Can Mifepristone Be Given in Liver Disease?
Mifepristone should NOT be used in patients with severe hepatic disease, but can be used with caution and dose limitation (maximum 600 mg/day) in patients with mild-to-moderate hepatic impairment (Child-Pugh Class A-B). 1
Evidence-Based Recommendations by Severity of Liver Disease
Severe Hepatic Disease (Child-Pugh Class C or Decompensated Cirrhosis)
- Contraindicated - The FDA drug label explicitly states that mifepristone is not recommended in patients with severe hepatic disease, as pharmacokinetics have not been studied in this population 1
- No safety data exists for this patient group
- The drug is primarily metabolized by CYP3A4 in the liver, raising concerns about accumulation and toxicity 1
Mild-to-Moderate Hepatic Impairment (Child-Pugh Class A-B)

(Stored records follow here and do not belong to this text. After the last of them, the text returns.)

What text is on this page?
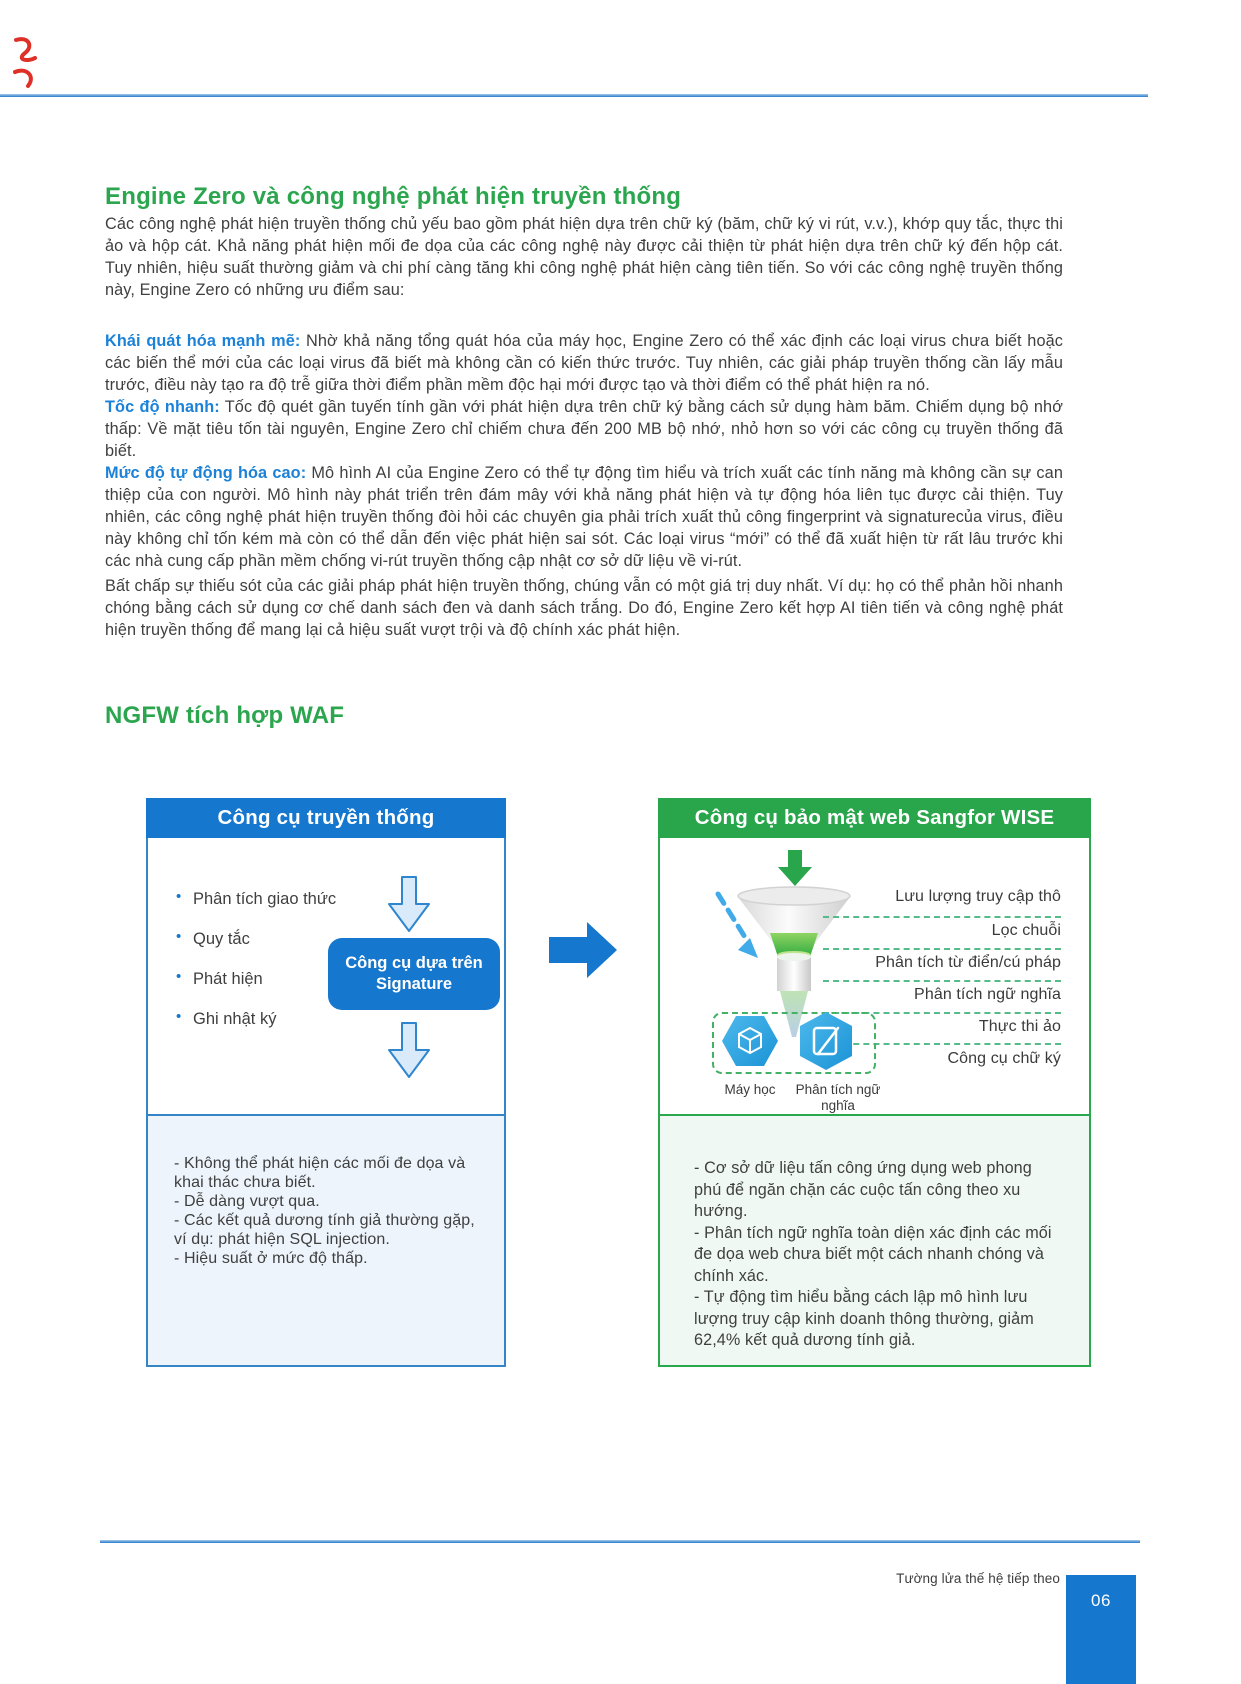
Engine Zero và công nghệ phát hiện truyền thống

Các công nghệ phát hiện truyền thống chủ yếu bao gồm phát hiện dựa trên chữ ký (băm, chữ ký vi rút, v.v.), khớp quy tắc, thực thi ảo và hộp cát. Khả năng phát hiện mối đe dọa của các công nghệ này được cải thiện từ phát hiện dựa trên chữ ký đến hộp cát. Tuy nhiên, hiệu suất thường giảm và chi phí càng tăng khi công nghệ phát hiện càng tiên tiến. So với các công nghệ truyền thống này, Engine Zero có những ưu điểm sau:

Khái quát hóa mạnh mẽ: Nhờ khả năng tổng quát hóa của máy học, Engine Zero có thể xác định các loại virus chưa biết hoặc các biến thể mới của các loại virus đã biết mà không cần có kiến thức trước. Tuy nhiên, các giải pháp truyền thống cần lấy mẫu trước, điều này tạo ra độ trễ giữa thời điểm phần mềm độc hại mới được tạo và thời điểm có thể phát hiện ra nó.

Tốc độ nhanh: Tốc độ quét gần tuyến tính gần với phát hiện dựa trên chữ ký bằng cách sử dụng hàm băm. Chiếm dụng bộ nhớ thấp: Về mặt tiêu tốn tài nguyên, Engine Zero chỉ chiếm chưa đến 200 MB bộ nhớ, nhỏ hơn so với các công cụ truyền thống đã biết.

Mức độ tự động hóa cao: Mô hình AI của Engine Zero có thể tự động tìm hiểu và trích xuất các tính năng mà không cần sự can thiệp của con người. Mô hình này phát triển trên đám mây với khả năng phát hiện và tự động hóa liên tục được cải thiện. Tuy nhiên, các công nghệ phát hiện truyền thống đòi hỏi các chuyên gia phải trích xuất thủ công fingerprint và signaturecủa virus, điều này không chỉ tốn kém mà còn có thể dẫn đến việc phát hiện sai sót. Các loại virus “mới” có thể đã xuất hiện từ rất lâu trước khi các nhà cung cấp phần mềm chống vi-rút truyền thống cập nhật cơ sở dữ liệu về vi-rút.

Bất chấp sự thiếu sót của các giải pháp phát hiện truyền thống, chúng vẫn có một giá trị duy nhất. Ví dụ: họ có thể phản hồi nhanh chóng bằng cách sử dụng cơ chế danh sách đen và danh sách trắng. Do đó, Engine Zero kết hợp AI tiên tiến và công nghệ phát hiện truyền thống để mang lại cả hiệu suất vượt trội và độ chính xác phát hiện.

NGFW tích hợp WAF
Công cụ truyền thống
• Phân tích giao thức
• Quy tắc
• Phát hiện
• Ghi nhật ký
Công cụ dựa trên Signature

- Không thể phát hiện các mối đe dọa và khai thác chưa biết.

- Dễ dàng vượt qua.

- Các kết quả dương tính giả thường gặp, ví dụ: phát hiện SQL injection.

- Hiệu suất ở mức độ thấp.

Công cụ bảo mật web Sangfor WISE
Lưu lượng truy cập thô
Lọc chuỗi
Phân tích từ điển/cú pháp
Phân tích ngữ nghĩa
Thực thi ảo
Công cụ chữ ký
Máy học	Phân tích ngữ nghĩa

- Cơ sở dữ liệu tấn công ứng dụng web phong phú để ngăn chặn các cuộc tấn công theo xu hướng.

- Phân tích ngữ nghĩa toàn diện xác định các mối đe dọa web chưa biết một cách nhanh chóng và chính xác.

- Tự động tìm hiểu bằng cách lập mô hình lưu lượng truy cập kinh doanh thông thường, giảm 62,4% kết quả dương tính giả.

Tường lửa thế hệ tiếp theo
06
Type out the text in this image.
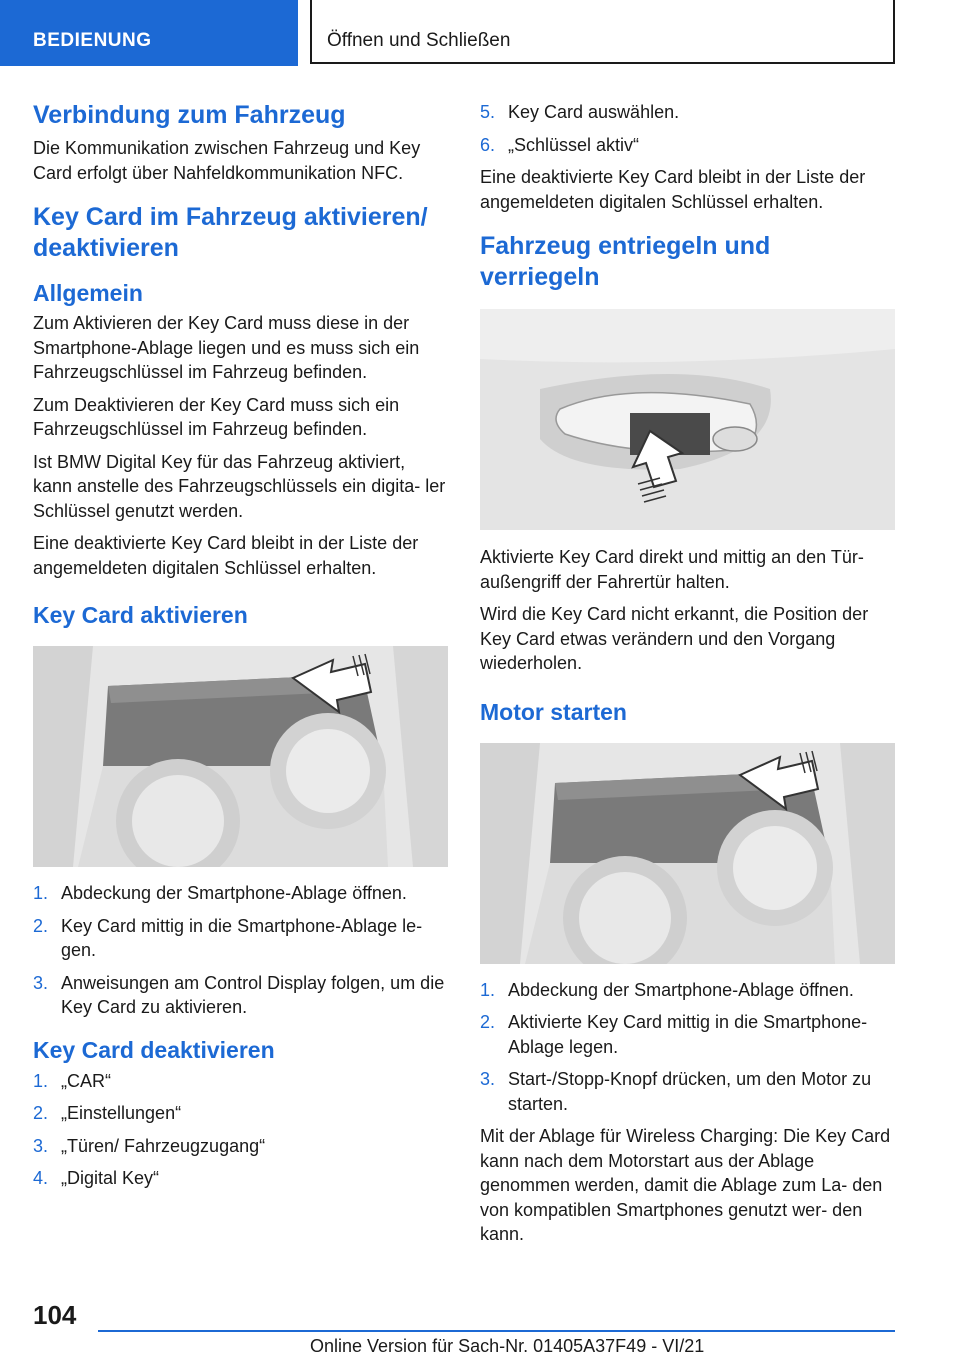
BEDIENUNG	Öffnen und Schließen
Verbindung zum Fahrzeug

Die Kommunikation zwischen Fahrzeug und Key Card erfolgt über Nahfeldkommunikation NFC.

Key Card im Fahrzeug aktivieren/ deaktivieren
Allgemein

Zum Aktivieren der Key Card muss diese in der Smartphone-Ablage liegen und es muss sich ein Fahrzeugschlüssel im Fahrzeug befinden.

Zum Deaktivieren der Key Card muss sich ein Fahrzeugschlüssel im Fahrzeug befinden.

Ist BMW Digital Key für das Fahrzeug aktiviert, kann anstelle des Fahrzeugschlüssels ein digita‐ ler Schlüssel genutzt werden.

Eine deaktivierte Key Card bleibt in der Liste der angemeldeten digitalen Schlüssel erhalten.

Key Card aktivieren
1. Abdeckung der Smartphone-Ablage öffnen.
2. Key Card mittig in die Smartphone-Ablage le‐ gen.
3. Anweisungen am Control Display folgen, um die Key Card zu aktivieren.
Key Card deaktivieren
1. „CAR“
2. „Einstellungen“
3. „Türen/ Fahrzeugzugang“
4. „Digital Key“
5. Key Card auswählen.
6. „Schlüssel aktiv“

Eine deaktivierte Key Card bleibt in der Liste der angemeldeten digitalen Schlüssel erhalten.

Fahrzeug entriegeln und verriegeln

Aktivierte Key Card direkt und mittig an den Tür‐ außengriff der Fahrertür halten.

Wird die Key Card nicht erkannt, die Position der Key Card etwas verändern und den Vorgang wiederholen.

Motor starten
1. Abdeckung der Smartphone-Ablage öffnen.
2. Aktivierte Key Card mittig in die Smartphone- Ablage legen.
3. Start-/Stopp-Knopf drücken, um den Motor zu starten.

Mit der Ablage für Wireless Charging: Die Key Card kann nach dem Motorstart aus der Ablage genommen werden, damit die Ablage zum La‐ den von kompatiblen Smartphones genutzt wer‐ den kann.

104
Online Version für Sach-Nr. 01405A37F49 - VI/21
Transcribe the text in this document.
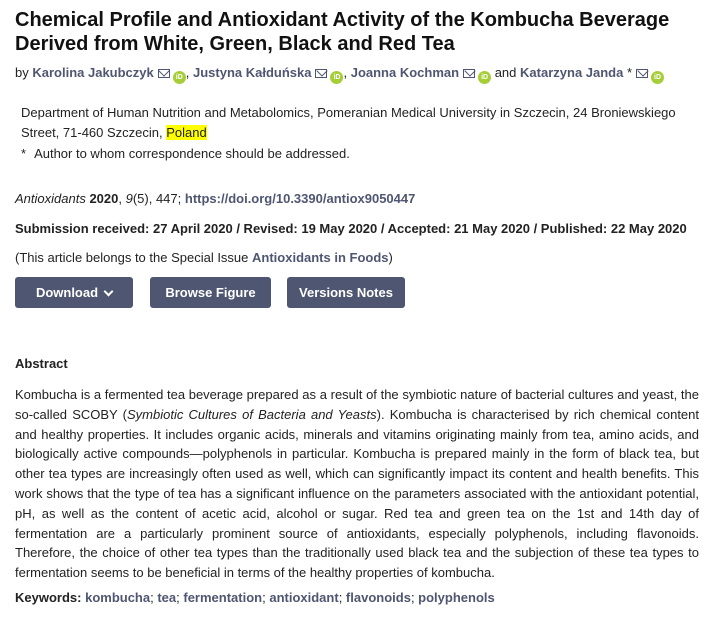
Chemical Profile and Antioxidant Activity of the Kombucha Beverage Derived from White, Green, Black and Red Tea
by Karolina Jakubczyk	iD , Justyna Kałduńska	iD , Joanna Kochman	iD and Katarzyna Janda *	iD
Department of Human Nutrition and Metabolomics, Pomeranian Medical University in Szczecin, 24 Broniewskiego Street, 71-460 Szczecin, Poland
* Author to whom correspondence should be addressed.
Antioxidants 2020, 9(5), 447; https://doi.org/10.3390/antiox9050447
Submission received: 27 April 2020 / Revised: 19 May 2020 / Accepted: 21 May 2020 / Published: 22 May 2020
(This article belongs to the Special Issue Antioxidants in Foods)
Download	Browse Figure	Versions Notes
Abstract
Kombucha is a fermented tea beverage prepared as a result of the symbiotic nature of bacterial cultures and yeast, the so-called SCOBY (Symbiotic Cultures of Bacteria and Yeasts). Kombucha is characterised by rich chemical content and healthy properties. It includes organic acids, minerals and vitamins originating mainly from tea, amino acids, and biologically active compounds—polyphenols in particular. Kombucha is prepared mainly in the form of black tea, but other tea types are increasingly often used as well, which can significantly impact its content and health benefits. This work shows that the type of tea has a significant influence on the parameters associated with the antioxidant potential, pH, as well as the content of acetic acid, alcohol or sugar. Red tea and green tea on the 1st and 14th day of fermentation are a particularly prominent source of antioxidants, especially polyphenols, including flavonoids. Therefore, the choice of other tea types than the traditionally used black tea and the subjection of these tea types to fermentation seems to be beneficial in terms of the healthy properties of kombucha.
Keywords: kombucha; tea; fermentation; antioxidant; flavonoids; polyphenols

- Can be used with dose restriction: Maximum dose should not exceed 600 mg per day 1
- Pharmacokinetic studies in Child-Pugh Class B patients showed similar drug exposure compared to those with normal hepatic function, though with large variability 1
- The geometric mean ratio for AUC was 1.02 (95% CI: 0.59-1.76), indicating no significant difference, but the wide confidence interval reflects substantial individual variation 1
- Close monitoring is essential: Increased clinical and laboratory monitoring of liver function is required 2
Critical Safety Considerations
Known Hepatotoxicity Risk
Mifepristone has documented cases of drug-induced liver injury (DILI), particularly when used chronically at higher doses for Cushing syndrome:
- Case reports document severe cholestatic liver injury with jaundice, pruritus, and mixed hepatocellular/cholestatic patterns 3, 4
- One case showed focal endothelialitis in central venules, suggesting a vascular mechanism similar to anabolic steroid-induced liver injury 3
- Symptoms typically develop within 1-3 months of initiating therapy 3, 4
- Recovery occurs after drug discontinuation, but may take 1-4 months for complete resolution 3, 4
Pre-existing Liver Disease as a Risk Factor
- Animal studies demonstrate reversible hepatotoxicity with 30-day consecutive high-dose administration 5
- The structural similarity to anabolic steroids suggests potential for cholestatic injury and vascular complications 3
Practical Clinical Algorithm
Step 1: Assess Liver Disease Severity
- Obtain Child-Pugh score if cirrhosis is present
- Check baseline liver enzymes (AST, ALT, alkaline phosphatase, bilirubin)
- Assess for signs of decompensation (ascites, encephalopathy, variceal bleeding)
Step 2: Decision Making
- Child-Pugh C or decompensated: Do NOT prescribe mifepristone
- Child-Pugh B: Use only if benefits clearly outweigh risks; maximum 600 mg/day
- Child-Pugh A or compensated: Can use with maximum 600 mg/day
- No cirrhosis but chronic liver disease: Can use with maximum 600 mg/day and close monitoring
Step 3: Monitoring Protocol
- Baseline liver function tests before initiation
- Repeat liver enzymes at 2 weeks, 1 month, then monthly for first 3 months
- Instruct patient to immediately report jaundice, dark urine, severe pruritus, or right upper quadrant pain
- Discontinue immediately if ALT/AST >3x upper limit of normal or any elevation with symptoms
Important Caveats
Drug Interactions
Mifepristone is both a substrate and inhibitor/inducer of CYP3A4, creating significant potential for drug interactions that could further stress hepatic function 1. Avoid concurrent use of other hepatotoxic medications.
Contraceptive Context
For single-dose or short-course use (medical abortion with 200-600 mg), the hepatotoxicity risk is substantially lower than chronic high-dose use for Cushing syndrome. The documented DILI cases occurred with chronic administration 3, 4. However, even single-dose use should be avoided in severe hepatic disease per FDA labeling 1.
Paradoxical Benefit in Cushing Syndrome
Interestingly, case reports show that mifepristone treatment of hypercortisolism-associated fatty liver disease can improve liver enzymes and resolve hepatic steatosis 6, 7. This reflects treatment of the underlying cortisol excess rather than direct hepatoprotection, and does not negate the intrinsic hepatotoxicity risk of the drug itself.